Wildspeaker – Spreading Adder (Prosthetic)Thursday, 15th June 2017
Doom, d-beat/crust, and black metal – seemingly buddies for life. Or at least that’s what you may think after you check out Wildspeaker’s sophomore effort, Spreading Adder. The three elements make for a sound that’s as heavy as it is hostile, yet still can save a little room for atmosphere should it come about naturally.
As mentioned, Spreading Adder is a vicious listen. The crust and d-beat tones clearly are meant to go for the jugular, and the shorter nature of the songs tend only to enforce this. Two-minute bursts of blastbeats, spiraling riffs, and caustic screams as heard in the title track and “Petrified Forest” will get the blood rushing in a manner of moments.
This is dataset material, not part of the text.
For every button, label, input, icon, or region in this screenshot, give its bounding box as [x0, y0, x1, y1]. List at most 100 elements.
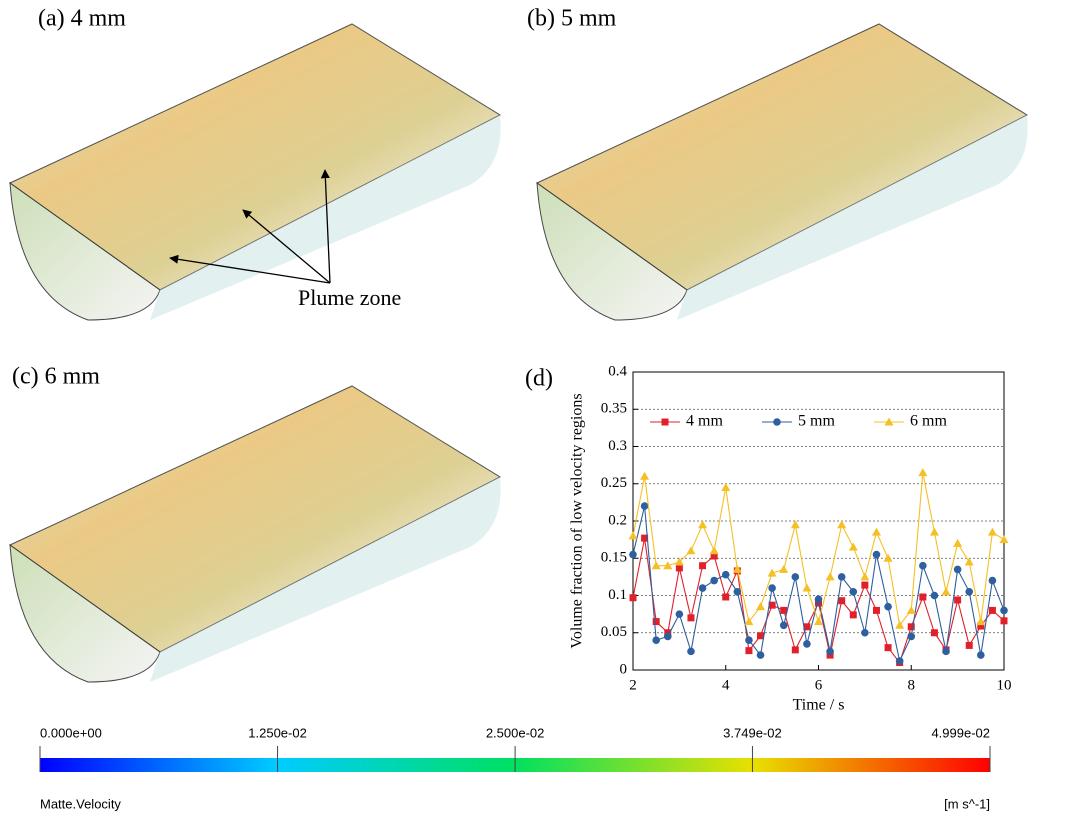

But there’s also the doomy components, alongside some more melodic black ones, in tracks like “Elegy” that give it some more emotive heft and mass in the bottom end. They still maintain heaviness, it’s just more of a thick, resonating type than the more all-out assault that some songs provide. But this is a necessary move, as it allows the songs to still connect with the listener, instead of becoming a blur later in the album. Longer cuts like “Cinders” and “Renewal” also flirt with more atmospheric moments (again referencing the black metal side) but it’s nothing that sounds unnatural – just another working fixture within the band’s repertoire of tools. But even with all these pieces, the band feels free to do one thing – cut out all the fat. There’s never a wasted moment, and the slim 38-minute runtime is quite effective.
Solid stuff all around with Wildspeaker. It’s more diverse than you might initially give it credit for with the blackened crust tags, and helps them to stand apart from other like-minded bands. Spreading Adder is corrosive in tone, but avoids being one-dimensional.